Dieser stark strukturierte, räumlich überschaubare und personell eng besetzte Rahmen ermöglicht es den Mädchen und jungen Frauen, sich mit der Unterstützung der Sozialpädagoginnen auf die Selbstwahrnehmung, das Selbstverstehen und die Selbstregulation zu konzentrieren und ihre Widerstandsfähigkeit auszubauen. Dieser Rahmen bietet wenig gegenseitige Ausweichmöglichkeiten. Die Sozialpädagoginnen sind deswegen besonders sensibilisiert auf gruppendynamische Prozesse, die Vorzeichen von Krisen oder Konflikten und verstehen sich auf Interventionen zur Deeskalation im Gruppengefüge. Sie achten besonders darauf, dass die Jugendlichen ihre Rückzugsmöglichkeiten wahrnehmen und gegenseitig respektieren wie auch, dass diese von den Sozialpädagoginnen in angemessener Weise respektiert werden.
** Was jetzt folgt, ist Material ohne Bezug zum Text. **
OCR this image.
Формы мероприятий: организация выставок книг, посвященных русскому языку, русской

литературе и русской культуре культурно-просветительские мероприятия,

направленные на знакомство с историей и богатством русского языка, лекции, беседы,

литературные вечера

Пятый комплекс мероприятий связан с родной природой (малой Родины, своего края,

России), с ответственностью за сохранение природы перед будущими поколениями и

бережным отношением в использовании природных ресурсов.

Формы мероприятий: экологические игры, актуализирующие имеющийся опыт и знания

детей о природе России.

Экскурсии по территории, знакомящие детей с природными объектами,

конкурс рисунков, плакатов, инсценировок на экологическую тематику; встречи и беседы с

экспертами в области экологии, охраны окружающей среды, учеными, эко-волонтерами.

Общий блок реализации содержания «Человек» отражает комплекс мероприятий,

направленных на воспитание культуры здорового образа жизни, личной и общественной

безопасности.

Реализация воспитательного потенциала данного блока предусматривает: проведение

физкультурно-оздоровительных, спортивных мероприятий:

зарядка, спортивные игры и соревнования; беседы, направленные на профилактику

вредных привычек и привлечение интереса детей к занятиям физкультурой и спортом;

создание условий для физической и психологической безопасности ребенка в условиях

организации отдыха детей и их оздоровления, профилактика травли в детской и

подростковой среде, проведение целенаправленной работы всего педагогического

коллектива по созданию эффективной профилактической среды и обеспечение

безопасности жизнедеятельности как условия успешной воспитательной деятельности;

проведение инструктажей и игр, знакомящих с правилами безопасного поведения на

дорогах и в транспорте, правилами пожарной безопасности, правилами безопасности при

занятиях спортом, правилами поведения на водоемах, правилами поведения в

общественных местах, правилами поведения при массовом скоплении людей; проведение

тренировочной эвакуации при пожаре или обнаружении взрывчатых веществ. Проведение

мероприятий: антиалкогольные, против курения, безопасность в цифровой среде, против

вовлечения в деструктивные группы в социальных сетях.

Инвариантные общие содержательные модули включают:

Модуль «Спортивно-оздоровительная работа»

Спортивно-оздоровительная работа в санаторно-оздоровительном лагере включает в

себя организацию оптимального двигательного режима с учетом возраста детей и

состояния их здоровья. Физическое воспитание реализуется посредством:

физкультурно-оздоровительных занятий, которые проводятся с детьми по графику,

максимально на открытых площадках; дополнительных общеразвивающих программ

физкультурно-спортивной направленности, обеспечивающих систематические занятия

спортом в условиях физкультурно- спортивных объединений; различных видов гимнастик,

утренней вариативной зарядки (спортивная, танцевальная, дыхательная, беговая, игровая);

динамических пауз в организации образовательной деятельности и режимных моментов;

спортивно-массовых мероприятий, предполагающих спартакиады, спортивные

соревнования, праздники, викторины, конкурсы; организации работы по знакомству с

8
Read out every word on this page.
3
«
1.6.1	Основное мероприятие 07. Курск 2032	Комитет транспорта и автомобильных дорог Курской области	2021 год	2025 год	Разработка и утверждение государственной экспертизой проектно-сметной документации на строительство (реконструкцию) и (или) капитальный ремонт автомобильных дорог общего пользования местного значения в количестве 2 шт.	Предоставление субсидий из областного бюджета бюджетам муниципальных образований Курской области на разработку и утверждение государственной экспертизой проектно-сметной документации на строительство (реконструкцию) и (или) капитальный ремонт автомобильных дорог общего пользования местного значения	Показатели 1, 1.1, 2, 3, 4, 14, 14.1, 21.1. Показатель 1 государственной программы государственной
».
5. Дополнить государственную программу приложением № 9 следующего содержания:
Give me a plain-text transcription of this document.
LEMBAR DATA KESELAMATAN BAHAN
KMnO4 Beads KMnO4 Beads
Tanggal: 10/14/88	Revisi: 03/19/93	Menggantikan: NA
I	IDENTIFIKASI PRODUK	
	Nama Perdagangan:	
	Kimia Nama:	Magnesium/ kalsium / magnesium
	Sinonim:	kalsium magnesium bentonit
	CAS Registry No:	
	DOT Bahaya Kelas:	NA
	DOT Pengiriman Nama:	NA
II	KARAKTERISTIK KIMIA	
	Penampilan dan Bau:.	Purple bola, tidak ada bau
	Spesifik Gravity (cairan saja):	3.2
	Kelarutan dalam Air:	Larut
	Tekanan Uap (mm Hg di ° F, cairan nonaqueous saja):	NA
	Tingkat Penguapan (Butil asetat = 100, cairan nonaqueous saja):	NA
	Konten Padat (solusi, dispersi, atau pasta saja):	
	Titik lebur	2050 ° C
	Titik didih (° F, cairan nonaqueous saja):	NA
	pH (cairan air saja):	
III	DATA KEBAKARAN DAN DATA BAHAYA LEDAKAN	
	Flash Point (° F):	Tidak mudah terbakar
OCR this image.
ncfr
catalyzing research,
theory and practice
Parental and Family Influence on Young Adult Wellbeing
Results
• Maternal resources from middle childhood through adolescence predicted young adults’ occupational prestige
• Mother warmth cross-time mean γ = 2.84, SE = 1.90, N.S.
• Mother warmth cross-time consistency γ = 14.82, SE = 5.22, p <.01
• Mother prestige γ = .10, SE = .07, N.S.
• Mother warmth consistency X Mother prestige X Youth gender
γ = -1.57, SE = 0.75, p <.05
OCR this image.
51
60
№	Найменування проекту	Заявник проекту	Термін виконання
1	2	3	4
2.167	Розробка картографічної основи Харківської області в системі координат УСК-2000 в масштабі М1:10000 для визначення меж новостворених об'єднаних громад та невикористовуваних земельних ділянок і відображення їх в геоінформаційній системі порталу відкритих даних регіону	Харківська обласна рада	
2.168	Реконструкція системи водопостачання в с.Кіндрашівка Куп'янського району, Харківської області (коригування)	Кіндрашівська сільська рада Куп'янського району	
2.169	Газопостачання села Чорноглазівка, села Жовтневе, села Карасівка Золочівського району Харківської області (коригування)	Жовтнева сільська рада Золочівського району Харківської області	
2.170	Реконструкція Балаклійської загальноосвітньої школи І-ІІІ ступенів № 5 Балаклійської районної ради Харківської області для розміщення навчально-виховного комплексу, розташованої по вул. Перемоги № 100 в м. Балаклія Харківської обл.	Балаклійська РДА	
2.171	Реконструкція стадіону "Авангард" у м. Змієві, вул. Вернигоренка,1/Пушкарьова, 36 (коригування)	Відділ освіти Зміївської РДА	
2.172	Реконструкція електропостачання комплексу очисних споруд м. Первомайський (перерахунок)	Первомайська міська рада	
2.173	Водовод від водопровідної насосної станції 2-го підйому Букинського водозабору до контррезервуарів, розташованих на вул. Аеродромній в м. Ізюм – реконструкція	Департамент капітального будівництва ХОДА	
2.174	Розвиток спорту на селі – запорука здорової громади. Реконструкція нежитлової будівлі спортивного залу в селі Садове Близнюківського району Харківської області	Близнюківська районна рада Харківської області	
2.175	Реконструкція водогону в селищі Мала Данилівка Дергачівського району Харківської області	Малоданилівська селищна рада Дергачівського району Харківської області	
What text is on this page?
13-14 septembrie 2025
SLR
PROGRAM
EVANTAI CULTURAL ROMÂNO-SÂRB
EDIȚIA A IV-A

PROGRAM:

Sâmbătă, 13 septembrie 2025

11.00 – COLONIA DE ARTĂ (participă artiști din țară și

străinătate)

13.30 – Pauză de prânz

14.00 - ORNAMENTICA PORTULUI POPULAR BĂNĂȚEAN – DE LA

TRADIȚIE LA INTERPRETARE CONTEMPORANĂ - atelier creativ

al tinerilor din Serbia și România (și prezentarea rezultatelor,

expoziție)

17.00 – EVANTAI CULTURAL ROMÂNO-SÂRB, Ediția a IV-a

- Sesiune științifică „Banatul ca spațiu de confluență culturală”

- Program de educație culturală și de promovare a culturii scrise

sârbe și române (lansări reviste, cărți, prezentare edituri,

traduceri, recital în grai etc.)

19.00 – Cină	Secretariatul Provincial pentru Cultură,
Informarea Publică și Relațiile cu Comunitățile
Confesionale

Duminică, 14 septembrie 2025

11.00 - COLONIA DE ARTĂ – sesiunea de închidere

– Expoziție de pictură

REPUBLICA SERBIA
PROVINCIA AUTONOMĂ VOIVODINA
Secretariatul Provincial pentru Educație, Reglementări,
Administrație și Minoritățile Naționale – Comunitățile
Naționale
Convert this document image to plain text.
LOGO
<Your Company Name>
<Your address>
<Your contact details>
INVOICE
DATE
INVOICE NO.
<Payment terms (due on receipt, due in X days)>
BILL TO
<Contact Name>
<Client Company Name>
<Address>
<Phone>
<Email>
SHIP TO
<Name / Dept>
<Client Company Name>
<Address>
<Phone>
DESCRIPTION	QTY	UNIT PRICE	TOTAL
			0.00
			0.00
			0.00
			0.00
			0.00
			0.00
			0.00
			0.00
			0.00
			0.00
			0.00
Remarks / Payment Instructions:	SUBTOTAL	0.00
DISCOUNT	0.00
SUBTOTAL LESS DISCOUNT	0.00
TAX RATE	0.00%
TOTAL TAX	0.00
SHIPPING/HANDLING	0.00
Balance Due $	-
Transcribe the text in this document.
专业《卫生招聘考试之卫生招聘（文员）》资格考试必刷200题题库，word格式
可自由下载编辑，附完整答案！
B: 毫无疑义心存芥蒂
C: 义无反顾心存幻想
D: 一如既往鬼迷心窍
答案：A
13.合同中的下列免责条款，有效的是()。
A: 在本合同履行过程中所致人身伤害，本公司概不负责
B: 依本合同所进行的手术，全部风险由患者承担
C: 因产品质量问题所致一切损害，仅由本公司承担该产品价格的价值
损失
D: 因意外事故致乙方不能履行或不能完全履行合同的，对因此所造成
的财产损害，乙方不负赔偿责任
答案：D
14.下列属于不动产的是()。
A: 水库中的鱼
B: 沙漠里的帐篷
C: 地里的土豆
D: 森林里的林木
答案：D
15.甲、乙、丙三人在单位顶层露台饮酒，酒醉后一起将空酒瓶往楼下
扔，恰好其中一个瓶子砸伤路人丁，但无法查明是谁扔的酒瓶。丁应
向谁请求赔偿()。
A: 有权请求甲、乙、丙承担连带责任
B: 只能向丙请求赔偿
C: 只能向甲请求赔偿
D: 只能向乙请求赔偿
Damit Krisen und Konflikte als Entwicklungs- und Lernchancen genutzt werden können, machen sie den Jugendlichen Angebote für Entspannung und Selbstführung in schwierigen Situationen. Dazu gehört es u.a. die Mädchen und jungen Frauen nach draussen zu begleiten.

Die Aufenthaltsdauer ist individuell unterschiedlich und orientiert sich an den Entwicklungsschritten der jeweiligen Jugendlichen. Grundsätzlich arbeiten wir zielorientiert und nicht zeitorientiert.